In the context of lowering the shape dialect, we have come across the issue that we need to create a small tensor of index values with dynamic length to represent the shape of an unranked array. Currently, we use a workaround like

```
%1 = alloca(%0) : memref<?xindex>
scf.for %arg1 = %c0 to %0 step %c1 {
%9 = dim %arg0, %arg1 : tensor<*xf32>
store %9, %1[%arg1] : memref<?xindex>
}
%2 = tensor_load %1 : memref<?xindex>
```

to model this. However, this introduces memrefs at an early stage, which we would like to avoid. It is also difficult to lower this correctly, as semantically the `tensor_load`

makes a copy of the provided memref, leading to extra allocations in the lowering that we would need to optimize away.

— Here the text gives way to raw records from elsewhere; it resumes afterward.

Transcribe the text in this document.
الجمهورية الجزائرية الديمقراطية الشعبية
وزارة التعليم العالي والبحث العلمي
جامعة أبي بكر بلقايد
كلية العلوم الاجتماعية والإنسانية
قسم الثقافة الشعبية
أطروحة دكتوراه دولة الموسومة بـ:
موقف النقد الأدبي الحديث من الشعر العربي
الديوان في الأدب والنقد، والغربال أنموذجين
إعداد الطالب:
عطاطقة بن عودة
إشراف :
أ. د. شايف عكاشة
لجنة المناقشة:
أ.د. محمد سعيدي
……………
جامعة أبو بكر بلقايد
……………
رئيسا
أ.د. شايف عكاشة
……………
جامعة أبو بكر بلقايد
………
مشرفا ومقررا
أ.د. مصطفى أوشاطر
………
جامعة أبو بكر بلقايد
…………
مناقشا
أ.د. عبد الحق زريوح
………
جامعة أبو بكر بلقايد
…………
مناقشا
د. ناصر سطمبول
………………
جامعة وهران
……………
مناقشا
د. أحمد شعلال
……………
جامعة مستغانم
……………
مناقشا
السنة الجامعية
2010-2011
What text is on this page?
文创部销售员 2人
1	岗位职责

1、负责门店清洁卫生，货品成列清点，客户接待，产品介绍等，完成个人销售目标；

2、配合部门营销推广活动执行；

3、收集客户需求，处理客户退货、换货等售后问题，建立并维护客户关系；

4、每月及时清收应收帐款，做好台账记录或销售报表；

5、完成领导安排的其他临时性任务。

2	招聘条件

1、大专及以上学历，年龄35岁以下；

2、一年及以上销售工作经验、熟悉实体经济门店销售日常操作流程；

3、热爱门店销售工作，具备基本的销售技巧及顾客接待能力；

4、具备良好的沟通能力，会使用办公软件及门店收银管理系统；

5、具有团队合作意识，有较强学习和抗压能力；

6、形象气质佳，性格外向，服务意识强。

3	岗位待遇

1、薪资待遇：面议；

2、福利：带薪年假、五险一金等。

For static sized tensors, standard already has a `tensor_from_elements`

operation but that cannot be used here.

We could model this similar to LLVM by introducing an `std.undef`

operation to create a tensor of undefined values and `std.insert_element`

to fill said tensor but that also is inconvenient to lower as it requires some analysis to avoid temporaries and also would introduce undefined values.

Instead, we could have a more tailored operation like

```
%2 = generate_tensor %0 {
^bb0(%arg1 : index):
%9 = dim %arg0, %arg1 : tensor<*xf32>
yield %9 : index
} : tensor<?xindex>
```

The operands to `generate_tensor`

specify the dynamic sizes of the result and the body region defines the value at each position of the tensor.

This form is fairly easy to lower (maps directly to an `scf.for`

nest) and also allows nice canonicalizations with `extract_element`

. For example, we have a use case

```
%2 = generate_tensor %0 {
^bb0(%arg1 : index):
%9 = dim %arg0, %arg1 : tensor<*xf32>
yield %9 : index
} : tensor<?xindex>
%3 = dim %2, %c0 : tensor<?xindex>
%4 = scf.for %arg1 = %c0 to %3 step %c1
iter_args(%arg2 = %c1) -> (index) {
%9 = extract_element %2[%arg1] : tensor<?xindex>
%10 = muli %9, %arg2 : index
scf.yield %10 : index
}
```

where the `extract_element`

can be trivially canonicalized into `dim %arg0, %arg1`

(assuming `extract_element`

has undefined behavior for out-of-bounds reads).

We also avoid undefined values and tackling optimizing updates on tensors.